High Cache Miss Rate
Use the micro-architecture analysis of the System Profiler to determine the processes and code that cause high cache miss rate.
Cache Optimization
- Cache line alignment
Reference: https://www.hikunpeng.com/document/detail/en/perftuning/tuningtip/kunpengtuning_12_0052.html
- Eliminating false sharing
False sharing occurs when multiple CPUs modify their private variables stored in the same cache line, causing the cache line invalidate for other CPUs and forcing other CPUs to refresh it. This phenomenon is similar to the read and write of shared variables, but they are not truly shared variable, so it is called false sharing. See Figure 1.
CPU0' and CPU1's private variables happen to be located in the same cache line (private variables correspond to red and blue blocks respectively). CPU0's modification of its private variables will invalidate the entire cache line, and CPU1 will need to read its private variables from memory again to access them, which reduces efficiency.
Solution:
- In OpenMP code, use the reduction clause instead of writing directly to shared variables (writing thread private variables during the loop).
- Align private variables of threads by cache line size (except for variables on the thread stack).
- Use thread private variables (for example, GCC supports the __thread keyword, while C11 supports the _Thread_local keyword).
- Data rearrangement
Data rearrangement is the process of turning physically discontiguous hotspot data into contiguous data, allowing CPU access by cache line and improving cache hit ratio. For example, in matrix multiplication, assuming that the matrix is stored by rows, the column elements of matrix B are read discontinuously and the cache hit rate is low. (For ease of understanding, the following figure assumes that the total size of the row/column elements in matrix B is the same as the size of the cache block.)
Figure 2 Matrix multiplication 1
The cache hit ratio is improved by rearranging matrix B. The column elements can be read continuously from the L1 cache.

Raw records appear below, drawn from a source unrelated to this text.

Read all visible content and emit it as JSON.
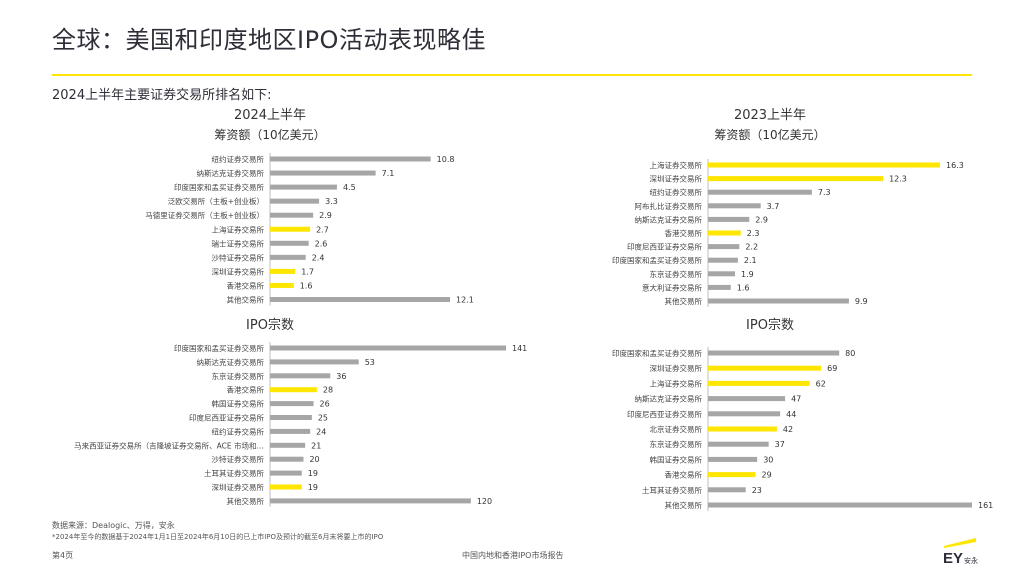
{
  "page": {
    "title": "全球：美国和印度地区IPO活动表现略佳",
    "subtitle": "2024上半年主要证券交易所排名如下:",
    "source": "数据来源：Dealogic、万得，安永",
    "note": "*2024年至今的数据基于2024年1月1日至2024年6月10日的已上市IPO及预计的截至6月末将要上市的IPO",
    "page_number": "第4页",
    "report_name": "中国内地和香港IPO市场报告",
    "logo_text": "EY安永",
    "colors": {
      "highlight": "#ffe600",
      "bar": "#a6a6a6",
      "text": "#333333",
      "title": "#2e2e38"
    }
  },
  "chart_data": [
    {
      "type": "bar",
      "orientation": "horizontal",
      "title": "2024上半年",
      "subtitle": "筹资额（10亿美元）",
      "categories": [
        "纽约证券交易所",
        "纳斯达克证券交易所",
        "印度国家和孟买证券交易所",
        "泛欧交易所（主板+创业板）",
        "马德里证券交易所（主板+创业板）",
        "上海证券交易所",
        "瑞士证券交易所",
        "沙特证券交易所",
        "深圳证券交易所",
        "香港交易所",
        "其他交易所"
      ],
      "values": [
        10.8,
        7.1,
        4.5,
        3.3,
        2.9,
        2.7,
        2.6,
        2.4,
        1.7,
        1.6,
        12.1
      ],
      "labels": [
        "10.8",
        "7.1",
        "4.5",
        "3.3",
        "2.9",
        "2.7",
        "2.6",
        "2.4",
        "1.7",
        "1.6",
        "12.1"
      ],
      "highlight": [
        false,
        false,
        false,
        false,
        false,
        true,
        false,
        false,
        true,
        true,
        false
      ]
    },
    {
      "type": "bar",
      "orientation": "horizontal",
      "title": "2023上半年",
      "subtitle": "筹资额（10亿美元）",
      "categories": [
        "上海证券交易所",
        "深圳证券交易所",
        "纽约证券交易所",
        "阿布扎比证券交易所",
        "纳斯达克证券交易所",
        "香港交易所",
        "印度尼西亚证券交易所",
        "印度国家和孟买证券交易所",
        "东京证券交易所",
        "意大利证券交易所",
        "其他交易所"
      ],
      "values": [
        16.3,
        12.3,
        7.3,
        3.7,
        2.9,
        2.3,
        2.2,
        2.1,
        1.9,
        1.6,
        9.9
      ],
      "labels": [
        "16.3",
        "12.3",
        "7.3",
        "3.7",
        "2.9",
        "2.3",
        "2.2",
        "2.1",
        "1.9",
        "1.6",
        "9.9"
      ],
      "highlight": [
        true,
        true,
        false,
        false,
        false,
        true,
        false,
        false,
        false,
        false,
        false
      ]
    },
    {
      "type": "bar",
      "orientation": "horizontal",
      "title": "IPO宗数",
      "subtitle": "",
      "categories": [
        "印度国家和孟买证券交易所",
        "纳斯达克证券交易所",
        "东京证券交易所",
        "香港交易所",
        "韩国证券交易所",
        "印度尼西亚证券交易所",
        "纽约证券交易所",
        "马来西亚证券交易所（吉隆坡证券交易所、ACE 市场和…",
        "沙特证券交易所",
        "土耳其证券交易所",
        "深圳证券交易所",
        "其他交易所"
      ],
      "values": [
        141,
        53,
        36,
        28,
        26,
        25,
        24,
        21,
        20,
        19,
        19,
        120
      ],
      "labels": [
        "141",
        "53",
        "36",
        "28",
        "26",
        "25",
        "24",
        "21",
        "20",
        "19",
        "19",
        "120"
      ],
      "highlight": [
        false,
        false,
        false,
        true,
        false,
        false,
        false,
        false,
        false,
        false,
        true,
        false
      ]
    },
    {
      "type": "bar",
      "orientation": "horizontal",
      "title": "IPO宗数",
      "subtitle": "",
      "categories": [
        "印度国家和孟买证券交易所",
        "深圳证券交易所",
        "上海证券交易所",
        "纳斯达克证券交易所",
        "印度尼西亚证券交易所",
        "北京证券交易所",
        "东京证券交易所",
        "韩国证券交易所",
        "香港交易所",
        "土耳其证券交易所",
        "其他交易所"
      ],
      "values": [
        80,
        69,
        62,
        47,
        44,
        42,
        37,
        30,
        29,
        23,
        161
      ],
      "labels": [
        "80",
        "69",
        "62",
        "47",
        "44",
        "42",
        "37",
        "30",
        "29",
        "23",
        "161"
      ],
      "highlight": [
        false,
        true,
        true,
        false,
        false,
        true,
        false,
        false,
        true,
        false,
        false
      ]
    }
  ]
}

Figure 3 Matrix multiplication 2
- Using software prefetch
Software prefetch means that the data to be used later is loaded into the cache in advance by prefetch memory (PRFM) instructions. This avoids increasing the memory access latency caused by cache miss. As shown in Figure 4, data at addr2 is prefetched in advance. After addr1 is executed, data at addr2 is ready.
The __builtin_prefetch() function can be used in GCC. The function prototype is __builtin_prefetch(const void addr, int rw, int locality), where addr indicates the address where data will be prefetched, rw indicates the operation to be performed on the cache line located at addr, (0 indicates read, which is the default operation, while 1 indicates write). locality indicates the frequency of accessing the cache line after prefetch. It can be set to 0, 1, 2, or 3. 0 means that the cache line is accessed only once and should not reside. 3 means that the cache line will be frequently accessed and should reside in caches of all levels.